As Ted’s life progresses, he gets more and more sophisticated in his appreciation and application of physics. He is drawn to a quasi-spiritual group (Gurdjieff), which influences him for the rest of his life. He follows it to its roots in Europe and becomes a member. Their lifelong struggle is called The Work, a Talmudic quest of self-discovery that never ends. He managed to get work in Switzerland at CERN, then at Digital Equipment, and opened his own consulting business. He has written several books, generally focused on forecasting and prediction, and advised technical journals on others’ papers and books.

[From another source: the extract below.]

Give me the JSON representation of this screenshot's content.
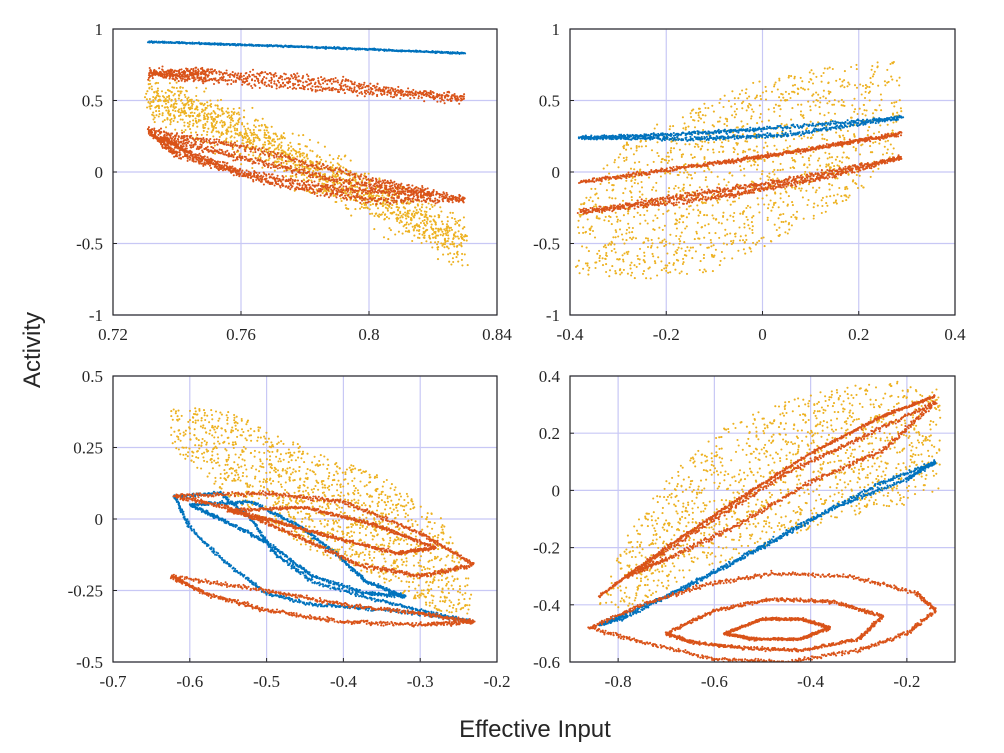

From time to time Ted waxes philosophical: A three dimensional world is the coldest, most separate world. Growing up in the three dimensions features loneliness and desolation. The more dimensions, the more commonalities emerge. To completely describe something, we need six dimensions: three physical, one of time, one for all lifetimes (repetitions in time), and a sixth in all possibilities including unimaginable ones.

He also propounds numerous facts that are at very least debatable: War will disappear from the face of the earth only when cultural differences disappear. An expenditure of 15% of one’s income is equivalent to expending 15% of one’s energy. Life is like a battery: the potential difference between those who have money and those need it drives the economy. Applying his favorite construct, the S-curve, he has decided that Mozart had written 90% of his music by the time he died in his mid-thirties. So we didn’t miss much by his early passing.

Modis thinks he can predict creative output using the S-curve, and thereby show when people have outlived their creativity and productivity. He says that most people who die of old age have reached 90% of their potential. I wonder what Picasso’s life would do to his theory. Or AE Hotchner or FDR for that matter.

Ted really locked on to Kondratieff’s wave theory, which posits that things happen in 56-year cycles. But this is observation, not physics. As Ted must know, the universe does not work on Man’s conception of time. Man invented time, based on observations in this tiny corner of the universe, and measures everything by it. So while Ted has managed to find numerous examples of repetition that (more or less) match the 56 year cycle, most events don’t, and there is no physics basis for it.

He also gets tangled up in astrology, which would drown the credibility of any physicist, making his whole body of work suspect. So While Theodore Modis likes to think he is living a life of applied physics, I’m not sure it is worth a book.